Operators of many coal-fired plants would need to build miles of pipeline to transport their captured carbon dioxide to storage sites, at a time when Congress has been unable to agree on permitting changes that could speed up such projects. Republicans have also criticized EPA’s slow pace of processing applications for carbon storage wells around the U.S.
Anne Idsal Austin, who served as acting head of EPA’s air office under Trump, said the Biden administration hasn’t done much to back up the idea that it wants to ramp up deployment of carbon capture and sequestration, known collectively as CCS.
“I’m skeptical of the sincerity that the federal government wants to pursue CCS projects ad incentivize such development, when we have not seen a commensurate push for permitting reform that would allow these types of projects to be built in an expedited manner,” said Austin, who is now a partner at Pillsbury Winthrop Shaw Pittman.
The rule is one part of EPA’s Biden-era clampdown on coal, the dirtiest fuel in the nation’s power mix. Regan has advanced a series of regulations that, considered comprehensively, are meant to prompt utilities to retire their coal plants instead of paying major sums to upgrade the facilities’ pollution controls.
“These proposals are part of a larger suite of actions that EPA has taken to fully address the climate, health and environmental burdens from power plants,” Regan said.

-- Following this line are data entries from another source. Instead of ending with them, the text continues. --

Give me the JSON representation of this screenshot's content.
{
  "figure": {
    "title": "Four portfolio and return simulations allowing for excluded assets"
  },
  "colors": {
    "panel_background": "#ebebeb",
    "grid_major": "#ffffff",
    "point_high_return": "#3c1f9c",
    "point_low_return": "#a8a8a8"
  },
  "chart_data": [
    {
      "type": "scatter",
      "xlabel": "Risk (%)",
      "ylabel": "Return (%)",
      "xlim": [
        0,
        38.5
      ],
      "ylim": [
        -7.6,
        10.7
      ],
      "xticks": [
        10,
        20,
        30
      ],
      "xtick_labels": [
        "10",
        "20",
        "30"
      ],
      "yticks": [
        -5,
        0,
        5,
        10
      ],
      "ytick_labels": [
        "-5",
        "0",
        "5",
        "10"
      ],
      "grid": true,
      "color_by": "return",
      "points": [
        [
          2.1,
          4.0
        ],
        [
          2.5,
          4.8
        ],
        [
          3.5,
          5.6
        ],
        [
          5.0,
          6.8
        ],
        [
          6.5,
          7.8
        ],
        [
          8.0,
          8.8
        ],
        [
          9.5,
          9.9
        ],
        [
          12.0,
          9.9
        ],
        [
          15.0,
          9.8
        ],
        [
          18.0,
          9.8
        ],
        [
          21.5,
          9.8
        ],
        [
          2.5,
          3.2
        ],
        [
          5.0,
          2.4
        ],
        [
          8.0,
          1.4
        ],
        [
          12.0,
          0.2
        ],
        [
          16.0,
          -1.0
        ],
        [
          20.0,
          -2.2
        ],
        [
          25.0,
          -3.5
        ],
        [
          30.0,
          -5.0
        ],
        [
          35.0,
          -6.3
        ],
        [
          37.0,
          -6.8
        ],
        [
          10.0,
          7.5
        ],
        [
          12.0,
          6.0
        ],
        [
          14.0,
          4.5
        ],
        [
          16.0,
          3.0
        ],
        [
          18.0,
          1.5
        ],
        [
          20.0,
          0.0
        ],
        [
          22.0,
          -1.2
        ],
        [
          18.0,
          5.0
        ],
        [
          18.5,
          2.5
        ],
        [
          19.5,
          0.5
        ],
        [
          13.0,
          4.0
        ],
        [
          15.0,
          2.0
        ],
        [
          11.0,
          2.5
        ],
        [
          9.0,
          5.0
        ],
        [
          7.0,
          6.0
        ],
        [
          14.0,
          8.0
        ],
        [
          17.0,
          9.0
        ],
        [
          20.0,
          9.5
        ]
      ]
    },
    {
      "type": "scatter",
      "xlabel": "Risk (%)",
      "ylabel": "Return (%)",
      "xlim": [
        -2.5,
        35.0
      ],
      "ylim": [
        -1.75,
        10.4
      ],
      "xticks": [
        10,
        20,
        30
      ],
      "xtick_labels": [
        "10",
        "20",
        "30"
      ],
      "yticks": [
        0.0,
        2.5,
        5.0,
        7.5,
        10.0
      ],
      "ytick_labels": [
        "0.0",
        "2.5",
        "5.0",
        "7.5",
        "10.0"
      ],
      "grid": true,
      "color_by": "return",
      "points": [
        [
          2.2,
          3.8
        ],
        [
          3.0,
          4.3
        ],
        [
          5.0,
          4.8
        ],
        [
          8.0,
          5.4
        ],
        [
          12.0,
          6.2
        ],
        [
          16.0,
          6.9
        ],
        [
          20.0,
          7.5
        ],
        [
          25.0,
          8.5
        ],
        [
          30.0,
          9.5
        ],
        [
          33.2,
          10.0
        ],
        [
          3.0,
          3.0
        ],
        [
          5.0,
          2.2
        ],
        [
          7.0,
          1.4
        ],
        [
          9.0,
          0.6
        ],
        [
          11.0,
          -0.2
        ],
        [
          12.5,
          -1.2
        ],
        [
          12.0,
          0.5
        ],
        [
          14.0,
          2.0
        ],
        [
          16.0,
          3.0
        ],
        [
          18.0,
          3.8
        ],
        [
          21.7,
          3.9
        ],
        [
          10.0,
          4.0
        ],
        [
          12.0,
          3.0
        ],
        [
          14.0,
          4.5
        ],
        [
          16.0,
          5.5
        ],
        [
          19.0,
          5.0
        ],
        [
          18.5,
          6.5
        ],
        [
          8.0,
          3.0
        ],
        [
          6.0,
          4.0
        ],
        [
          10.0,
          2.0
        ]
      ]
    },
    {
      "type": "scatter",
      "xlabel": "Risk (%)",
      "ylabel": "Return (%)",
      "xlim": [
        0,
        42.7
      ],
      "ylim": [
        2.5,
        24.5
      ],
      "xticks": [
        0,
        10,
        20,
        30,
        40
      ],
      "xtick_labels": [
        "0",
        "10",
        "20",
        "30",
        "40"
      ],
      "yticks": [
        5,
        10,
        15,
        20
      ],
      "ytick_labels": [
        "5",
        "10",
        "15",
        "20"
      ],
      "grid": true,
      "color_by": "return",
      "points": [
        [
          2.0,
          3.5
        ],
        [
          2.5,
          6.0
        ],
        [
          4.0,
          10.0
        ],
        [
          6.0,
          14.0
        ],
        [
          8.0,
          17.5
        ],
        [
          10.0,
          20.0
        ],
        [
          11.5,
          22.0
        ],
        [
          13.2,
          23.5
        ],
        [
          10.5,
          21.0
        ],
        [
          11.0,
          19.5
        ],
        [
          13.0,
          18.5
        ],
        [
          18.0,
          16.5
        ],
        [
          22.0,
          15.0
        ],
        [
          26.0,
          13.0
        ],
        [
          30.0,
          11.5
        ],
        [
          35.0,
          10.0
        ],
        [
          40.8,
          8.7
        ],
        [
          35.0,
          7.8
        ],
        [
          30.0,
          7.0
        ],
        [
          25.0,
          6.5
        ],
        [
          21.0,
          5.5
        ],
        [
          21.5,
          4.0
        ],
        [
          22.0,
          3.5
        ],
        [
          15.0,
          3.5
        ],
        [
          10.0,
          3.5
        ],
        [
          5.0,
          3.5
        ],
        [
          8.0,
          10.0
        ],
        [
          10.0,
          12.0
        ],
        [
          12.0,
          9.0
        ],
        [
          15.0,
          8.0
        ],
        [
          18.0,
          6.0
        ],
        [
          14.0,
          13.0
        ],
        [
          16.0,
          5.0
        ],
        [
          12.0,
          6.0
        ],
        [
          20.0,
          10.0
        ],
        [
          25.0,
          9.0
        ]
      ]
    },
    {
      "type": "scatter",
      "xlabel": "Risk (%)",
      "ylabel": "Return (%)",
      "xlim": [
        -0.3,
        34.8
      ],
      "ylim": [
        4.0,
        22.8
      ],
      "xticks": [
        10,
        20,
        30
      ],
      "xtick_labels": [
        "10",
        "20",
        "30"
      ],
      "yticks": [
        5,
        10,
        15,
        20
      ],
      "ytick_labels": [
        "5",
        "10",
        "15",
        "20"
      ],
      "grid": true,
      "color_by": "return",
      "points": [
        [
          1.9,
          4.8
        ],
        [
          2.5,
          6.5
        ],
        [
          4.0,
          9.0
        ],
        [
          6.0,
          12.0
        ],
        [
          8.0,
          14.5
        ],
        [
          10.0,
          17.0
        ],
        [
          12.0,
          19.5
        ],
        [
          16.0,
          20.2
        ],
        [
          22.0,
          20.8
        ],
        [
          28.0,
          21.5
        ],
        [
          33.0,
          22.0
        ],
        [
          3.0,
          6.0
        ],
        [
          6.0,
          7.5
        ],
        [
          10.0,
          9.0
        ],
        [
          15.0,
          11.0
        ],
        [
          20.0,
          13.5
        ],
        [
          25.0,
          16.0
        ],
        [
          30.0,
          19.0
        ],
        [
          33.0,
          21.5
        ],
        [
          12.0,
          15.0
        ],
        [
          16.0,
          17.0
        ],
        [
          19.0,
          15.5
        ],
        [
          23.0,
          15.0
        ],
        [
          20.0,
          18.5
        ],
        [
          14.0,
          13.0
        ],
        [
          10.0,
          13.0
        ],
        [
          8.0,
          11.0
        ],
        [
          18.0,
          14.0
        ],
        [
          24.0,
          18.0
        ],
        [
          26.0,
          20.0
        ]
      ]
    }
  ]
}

In addition to implementing rules restricting disposal of coal ash, a toxic byproduct of burning coal that is prompting some closures later this decade, EPA in recent months issued a rule requiring coal plants across 23 states to reduce emissions of smog-forming pollution. Another rule proposes stronger limits on plants’ emissions of mercury and other toxic metals, and another would reduce over half a billion pounds of wastewater pollution.
Utilities have long dealt with waste and pollution from coal plants, but times have changed, said Perciasepe.
“Many of them have already decided they don’t want to do that anymore,” he said.